I ran as best I could while doubled over and reached the
alley. The lack of shouting, gunfire, and gaping wounds in my back told me that
I’d made it without being seen. I needed to make some distance regardless of
risk, so I sprinted the fastest 100 metres I have run since I was in the athletics
team at school, then hurled myself into the wall of a low-rise and started
climbing. Somewhere behind me there was a shout. A chunk of wall exploded as I
hauled myself onto the roof.
Once on the roof, I disregarded all notions of stealth and
concealment and started running again. I needed cover as much ground as I could
before I was tagged by air support. Adrenaline kicked in as I scrambled across
the rooftops. What followed was purely instinctive: run, dodge, judge, jump. It
wasn’t long before I ran out of options: surrounded by much taller buildings. I
could have tried to leap and grapple on to a wall, but that seemed inordinately
risky to me. Time to go down.
I found myself on some kind of service road at ground level.
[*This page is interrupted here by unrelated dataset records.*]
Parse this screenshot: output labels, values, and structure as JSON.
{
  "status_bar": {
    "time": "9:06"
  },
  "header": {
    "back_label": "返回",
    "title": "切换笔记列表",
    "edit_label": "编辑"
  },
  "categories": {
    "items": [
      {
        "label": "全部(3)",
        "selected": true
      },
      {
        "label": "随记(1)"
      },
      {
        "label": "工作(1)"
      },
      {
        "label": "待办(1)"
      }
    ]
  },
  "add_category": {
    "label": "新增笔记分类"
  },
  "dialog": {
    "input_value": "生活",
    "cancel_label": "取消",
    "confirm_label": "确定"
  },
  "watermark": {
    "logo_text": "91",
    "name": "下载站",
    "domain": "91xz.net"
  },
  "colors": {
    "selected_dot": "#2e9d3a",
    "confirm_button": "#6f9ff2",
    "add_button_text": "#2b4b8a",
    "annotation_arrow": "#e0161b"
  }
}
I crouched behind a large waste compactor and caught my breath. It was time to
hide in plain sight. I shrugged off my pack, removed the shoulder holster and
issued a mental command to the suit. The gloves unbound at the wrist, and a
split opened at the waist, separating the whole into a hooded top and trousers.
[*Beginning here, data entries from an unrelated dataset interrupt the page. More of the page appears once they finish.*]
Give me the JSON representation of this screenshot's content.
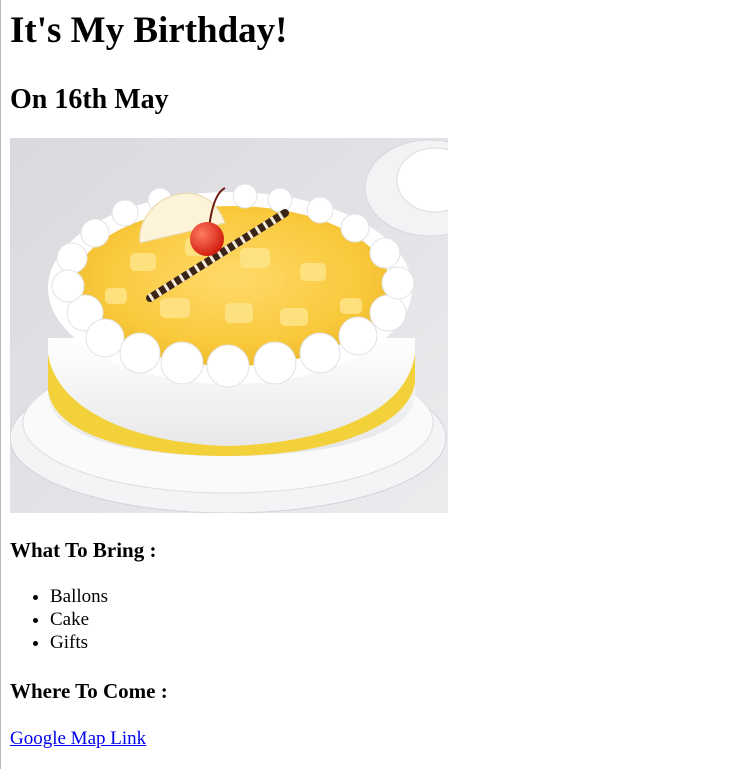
{
  "heading": {
    "title": "It's My Birthday!",
    "date": "On 16th May"
  },
  "image": {
    "subject": "cake"
  },
  "bring": {
    "heading": "What To Bring :",
    "items": [
      "Ballons",
      "Cake",
      "Gifts"
    ]
  },
  "come": {
    "heading": "Where To Come :",
    "link_text": "Google Map Link"
  }
}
I pulled off the top, turned it inside out to reveal a dull green colour. I
wasn’t sure if green was supposed to go with black, or was it blue that was
wrong? Gallente are supposed to know this shit, right?
I put the top back on, leaving the hood down. I tucked the
gun into the waistband of the trousers, and slung the pack casually over one
shoulder before stepping out from behind the compactor.
My heart skipped a beat. Motherfucker! There was a cop flyer
right there. I’m not the guy you’re looking for. Deep breath and walk
towards the main road. I’m not the guy you’re looking for. I walked as
casually as possible past the parked flyer. Its windows were down and the cops
inside were drinking kafak. Living, breathing stereotypes. One of them looked
straight at me, then through me. I wasn’t the guy they were looking for.
‘You just get that APB?’
‘Yeah.’
Well, shit.’
‘Yeah.’
‘I mean, suspect heading west, no ID, dressed in black. What
the fuck we supposed to do with that?’
‘Yeah.’
‘Oh and: suspect is of average height and average build.
That really narrows it down for us.’
‘Yeah.’
‘Guess we better keep an eye out for Mr Average then.’
‘Yeah.’
That’s me. Mr Average. I kept on walking, the sound of
distant sirens fading with every step.